The results confirm previous data showing that myocarditis is more common in younger males, most are virus-negative on EMB, and lymphocytic myocarditis predominates; few get immunosuppressant drugs, and outcomes are similar in adults and children. Finally, in those who had both studies, CMR using the Lake Louise criteria was less sensitive than EMB using the Dallas criteria.
Although virus-negative by EMB was the most common diagnosis in adults and children, suggesting that an immune-mediated pathophysiology was predominant, a post-virus immune reaction could not be excluded. In those with virus detected, the most common was parvovirus, the so-called fifth disease in children. Giant cell, sarcoid, and eosinophilic myocarditis were not seen in children and were uncommon in adults. Interestingly, giant cell and sarcoid were more frequent in those from Northern Europe, and they had worse outcomes.

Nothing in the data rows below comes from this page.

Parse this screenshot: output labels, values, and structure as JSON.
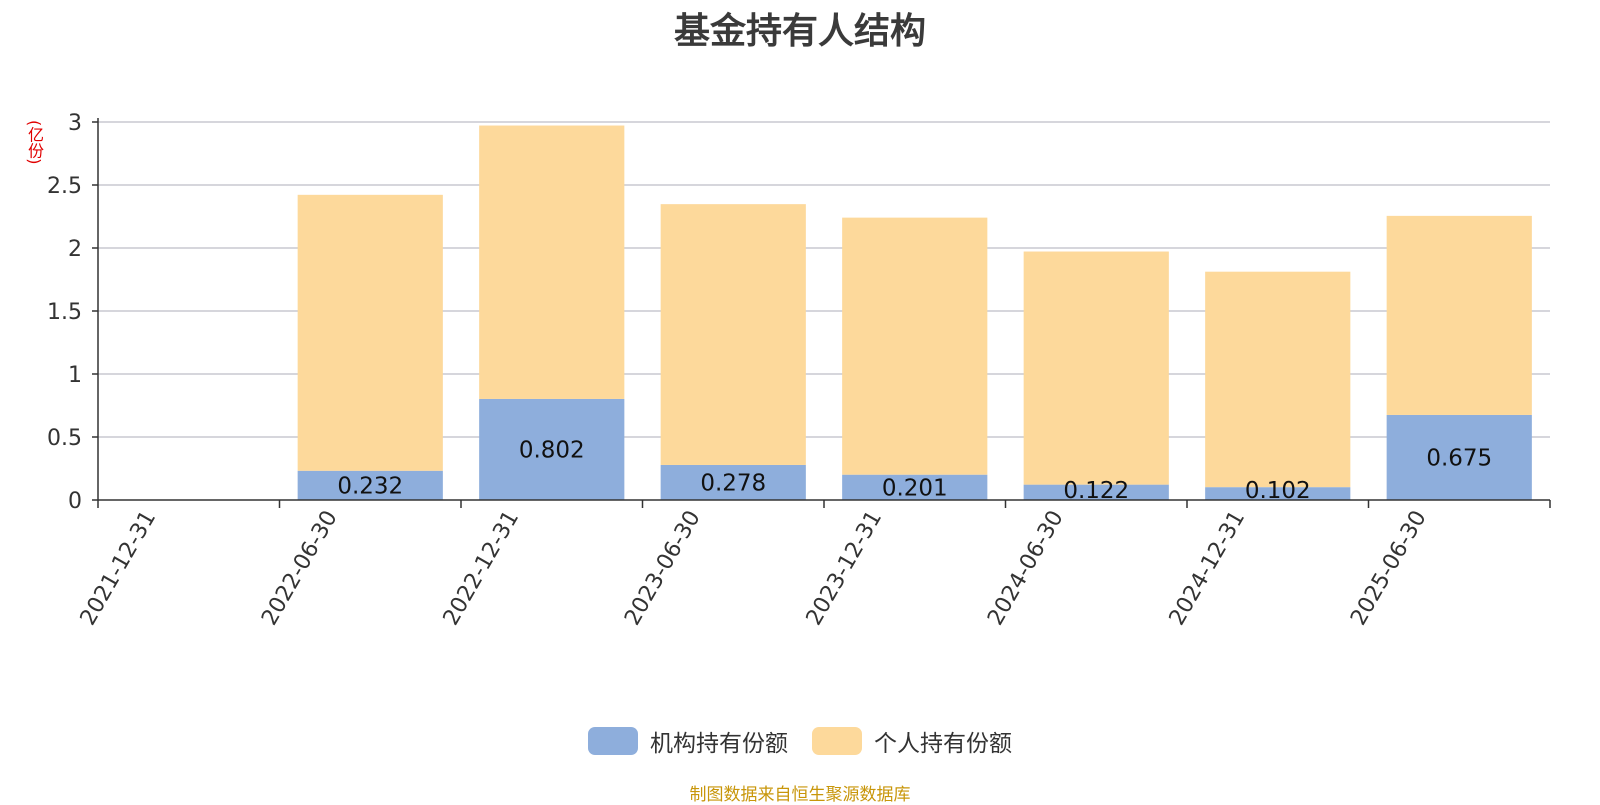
{
  "chart_data": {
    "type": "bar",
    "stacked": true,
    "title": "基金持有人结构",
    "unit": "(亿份)",
    "categories": [
      "2021-12-31",
      "2022-06-30",
      "2022-12-31",
      "2023-06-30",
      "2023-12-31",
      "2024-06-30",
      "2024-12-31",
      "2025-06-30"
    ],
    "series": [
      {
        "name": "机构持有份额",
        "color": "#8eaedc",
        "values": [
          0,
          0.232,
          0.802,
          0.278,
          0.201,
          0.122,
          0.102,
          0.675
        ]
      },
      {
        "name": "个人持有份额",
        "color": "#fdd99b",
        "values": [
          0,
          2.19,
          2.17,
          2.07,
          2.04,
          1.85,
          1.71,
          1.58
        ]
      }
    ],
    "data_labels": [
      "",
      "0.232",
      "0.802",
      "0.278",
      "0.201",
      "0.122",
      "0.102",
      "0.675"
    ],
    "y_ticks": [
      "0",
      "0.5",
      "1",
      "1.5",
      "2",
      "2.5",
      "3"
    ],
    "ylim": [
      0,
      3
    ],
    "grid": true,
    "legend_position": "bottom"
  },
  "source_note": "制图数据来自恒生聚源数据库"
}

The observed safety of EMB, especially in children, has to be tempered with the fact that these were tertiary centers chosen for their expertise in myocarditis management. However, those chosen for EMB tended to be the sicker patients who might be expected to do worse than what was observed. Also, the pathogenicity of virus detected by EMB is unknown. They could just be innocent bystanders. In addition, the registry was closed prior to COVID, so no data on coronavirus are available. Finally, CMR is a rapidly developing field, and improvements in the near future could improve its sensitivity.
For now, it appears EMB still is the gold standard for the diagnosis of myocarditis in adults and children.
REFERENCE
- Caforio ALP, Pankuweit S, Arbustini E, et al. Current state of knowledge on aetiology, diagnosis, management, and therapy of myocarditis: A position statement of the European Society of Cardiology Working Group on Myocardial and Pericardial Diseases. Eur Heart J 2013;34:2636-2648.